思慮深い魔王は、様子を見ようと朝を待った。見たこともない石で作られたような景色の中に、眩い陽光がさし始めたあたりからぽつりぽつりと黄色がかった肌色の黒髪黒目の現地民が現れだした。そして今や溢れ出すような勢いで同じような色合いの現地民たちが行き来している。
「こんなに黒髪黒目がいるだと……?」
黒い髪や瞳は高い魔力を持つ証。そんなことは幼子でも知っていることだ。まさか、これだけの人数がいるとは……。
髪や瞳の色が濃ければ濃いだけ魔力が高い。国では、黒髪黒目など自分以外には見かけたこともない。
自らの力には絶対的な自信を持っている。でも、だからこそ不安がよぎる。
「しかも肌色や顔立ち、身体付きまで余と同じではないか……」
国では、肌色は緑や青の方が一般的で、黄色味を帯びた肌などほぼ現れない。その高い魔力と相まって、魔王は生まれたときから『奇跡の子』と称されていた。
また、獣の特徴とされる角や尻尾がないことも魔王が特別である理由の一つだった。
自らと似た存在など予想もしていなかった魔王は狼狽えていた。
「まさか、余ほどの強者がこれだけいるとは……」
流石に束で向かってきたらまずいのではないか。よぎる不穏な考えに小さく頭を振って、弱者のような思考を振り払った。
ちょうどそのとき、ふわりと食欲をそそる匂いが鼻腔をくすぐった。その匂いに引き寄せられるように、ひらひらとした布が頭上にはためく引き戸をくぐる。
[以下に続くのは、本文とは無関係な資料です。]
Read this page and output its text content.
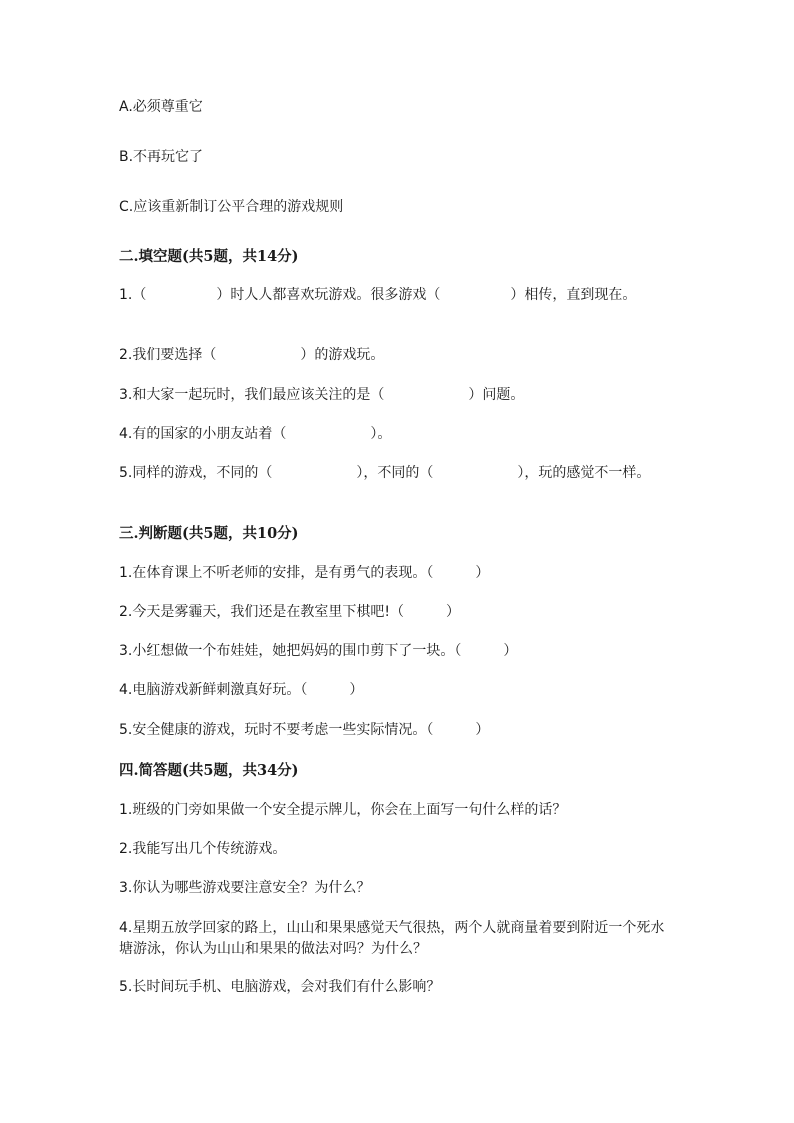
A.必须尊重它
B.不再玩它了
C.应该重新制订公平合理的游戏规则
二.填空题(共5题，共14分)
1.（　　　　　）时人人都喜欢玩游戏。很多游戏（　　　　　）相传，直到现在。
2.我们要选择（　　　　　　）的游戏玩。
3.和大家一起玩时，我们最应该关注的是（　　　　　　）问题。
4.有的国家的小朋友站着（　　　　　　）。
5.同样的游戏，不同的（　　　　　　），不同的（　　　　　　），玩的感觉不一样。
三.判断题(共5题，共10分)
1.在体育课上不听老师的安排，是有勇气的表现。（　　　）
2.今天是雾霾天，我们还是在教室里下棋吧!（　　　）
3.小红想做一个布娃娃，她把妈妈的围巾剪下了一块。（　　　）
4.电脑游戏新鲜刺激真好玩。（　　　）
5.安全健康的游戏，玩时不要考虑一些实际情况。（　　　）
四.简答题(共5题，共34分)
1.班级的门旁如果做一个安全提示牌儿，你会在上面写一句什么样的话？
2.我能写出几个传统游戏。
3.你认为哪些游戏要注意安全？为什么？
4.星期五放学回家的路上，山山和果果感觉天气很热，两个人就商量着要到附近一个死水塘游泳，你认为山山和果果的做法对吗？为什么？
5.长时间玩手机、电脑游戏，会对我们有什么影响？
中では白い布の服を装備した現地民が一人、何やら作業をしていて、入ってきた魔王に不躾な視線をよこす。
「らっしゃい。……注文が決まったら声かけてくれ」
無愛想ながらこちらを受け入れたらしい様子を見、魔王は鷹揚にうなずいた。
「すべてだ。すべてをもらおう」
手始めにこの場を乗っ取り、拠点にするのが確実だろう。唐突な思いつきではあったが名案だと、魔王が不敵に笑う。
「兄ちゃん、そんなに食えるのか?」
現地民がいぶかしそうに言いながら、魔王の前の台に水らしきものの入った円柱形の透き通った盃をことりと置いた。貧相ながら椅子らしきものがあるところを見ると、どうやら歓待を受けているらしい。
どかりと椅子に腰掛けると、王者の貫禄を見せつけるように足を組む。
「黙って従ってもらおうか」
「はあ……。丹精込めて作ってるんだ。残さないでくれよ」
現地民が、不満そうに奥へ入っていった。諸手を上げて従うわけではないという意思表示か……。ここですぐに血祭りにあげてやるのも一興だが、とりあえずは出方を伺うことにする。
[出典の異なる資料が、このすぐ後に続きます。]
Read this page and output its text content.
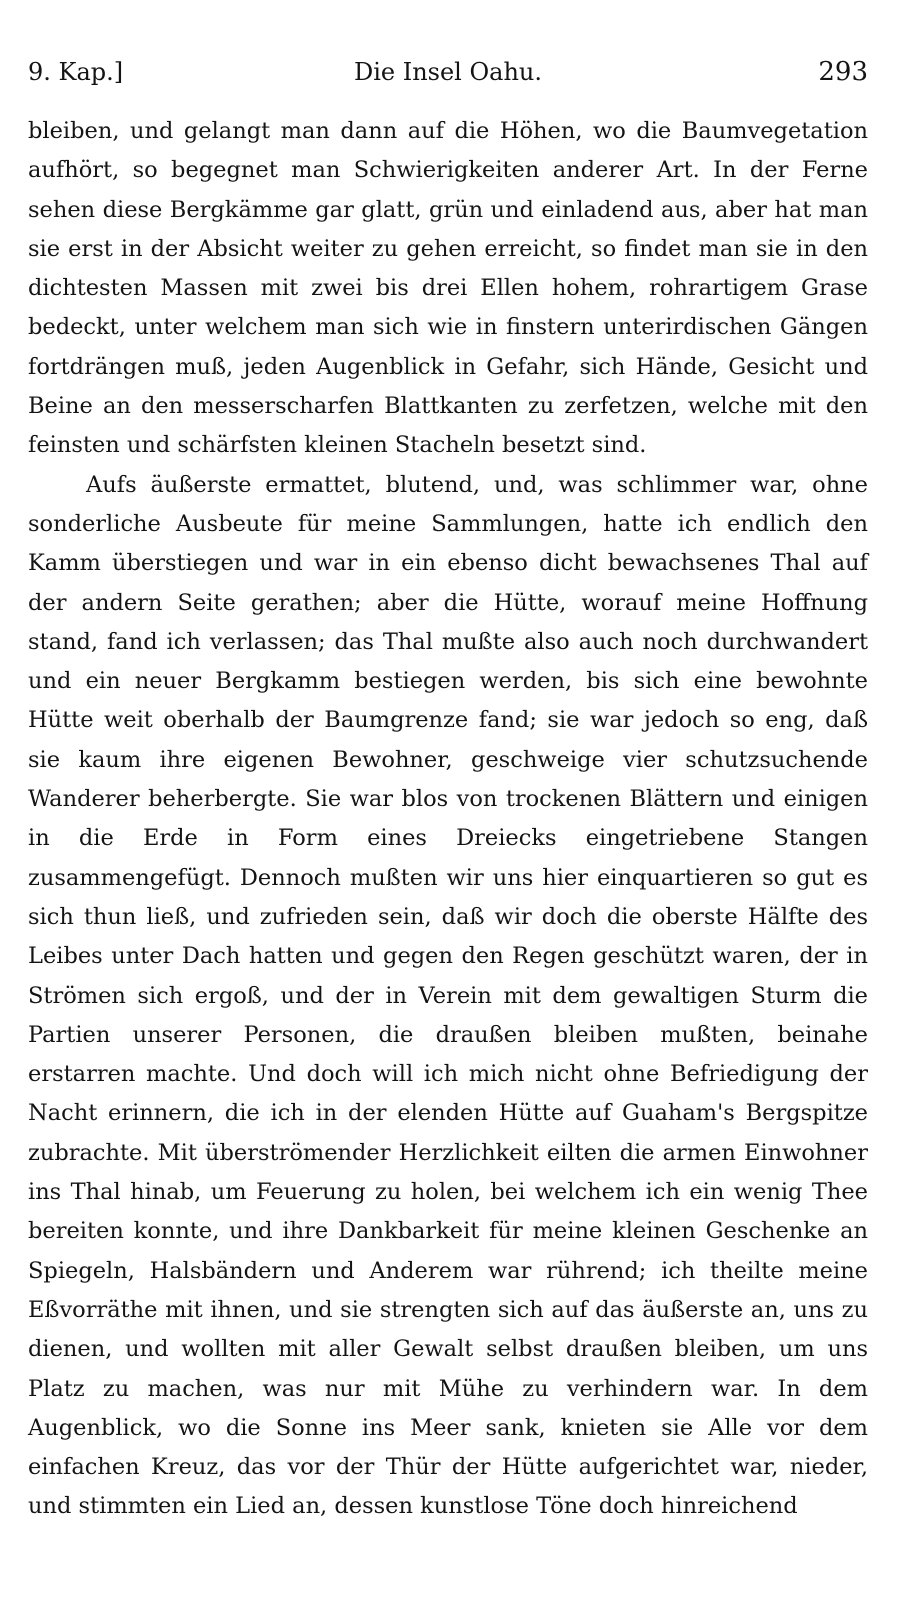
9. Kap.]	Die Insel Oahu.	293

bleiben, und gelangt man dann auf die Höhen, wo die Baumvegetation aufhört, so begegnet man Schwierigkeiten anderer Art. In der Ferne sehen diese Bergkämme gar glatt, grün und einladend aus, aber hat man sie erst in der Absicht weiter zu gehen erreicht, so findet man sie in den dichtesten Massen mit zwei bis drei Ellen hohem, rohrartigem Grase bedeckt, unter welchem man sich wie in finstern unterirdischen Gängen fortdrängen muß, jeden Augenblick in Gefahr, sich Hände, Gesicht und Beine an den messerscharfen Blattkanten zu zerfetzen, welche mit den feinsten und schärfsten kleinen Stacheln besetzt sind.

Aufs äußerste ermattet, blutend, und, was schlimmer war, ohne sonderliche Ausbeute für meine Sammlungen, hatte ich endlich den Kamm überstiegen und war in ein ebenso dicht bewachsenes Thal auf der andern Seite gerathen; aber die Hütte, worauf meine Hoffnung stand, fand ich verlassen; das Thal mußte also auch noch durchwandert und ein neuer Bergkamm bestiegen werden, bis sich eine bewohnte Hütte weit oberhalb der Baumgrenze fand; sie war jedoch so eng, daß sie kaum ihre eigenen Bewohner, geschweige vier schutzsuchende Wanderer beherbergte. Sie war blos von trockenen Blättern und einigen in die Erde in Form eines Dreiecks eingetriebene Stangen zusammengefügt. Dennoch mußten wir uns hier einquartieren so gut es sich thun ließ, und zufrieden sein, daß wir doch die oberste Hälfte des Leibes unter Dach hatten und gegen den Regen geschützt waren, der in Strömen sich ergoß, und der in Verein mit dem gewaltigen Sturm die Partien unserer Personen, die draußen bleiben mußten, beinahe erstarren machte. Und doch will ich mich nicht ohne Befriedigung der Nacht erinnern, die ich in der elenden Hütte auf Guaham's Bergspitze zubrachte. Mit überströmender Herzlichkeit eilten die armen Einwohner ins Thal hinab, um Feuerung zu holen, bei welchem ich ein wenig Thee bereiten konnte, und ihre Dankbarkeit für meine kleinen Geschenke an Spiegeln, Halsbändern und Anderem war rührend; ich theilte meine Eßvorräthe mit ihnen, und sie strengten sich auf das äußerste an, uns zu dienen, und wollten mit aller Gewalt selbst draußen bleiben, um uns Platz zu machen, was nur mit Mühe zu verhindern war. In dem Augenblick, wo die Sonne ins Meer sank, knieten sie Alle vor dem einfachen Kreuz, das vor der Thür der Hütte aufgerichtet war, nieder, und stimmten ein Lied an, dessen kunstlose Töne doch hinreichend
とととと、と律動的で軽快な音に続き、カチャカチャという金属音が聴こえてくる。とりあえずは迎合したふりをして、余に抗うための準備でもしているのか。浅はかなことだ。
やはり、一筋縄ではいかないか……。
こちらから打って出はしない。初手も譲ってやる。たとえどんな手を使ってきても真正面から叩き潰してやる。己の卑小さに打ち震えるがよいわ。
…………。
…………しかし、遅い。戦いの最中、こんなにちんたらしていたらあっという間に制圧されてしまうだろうが。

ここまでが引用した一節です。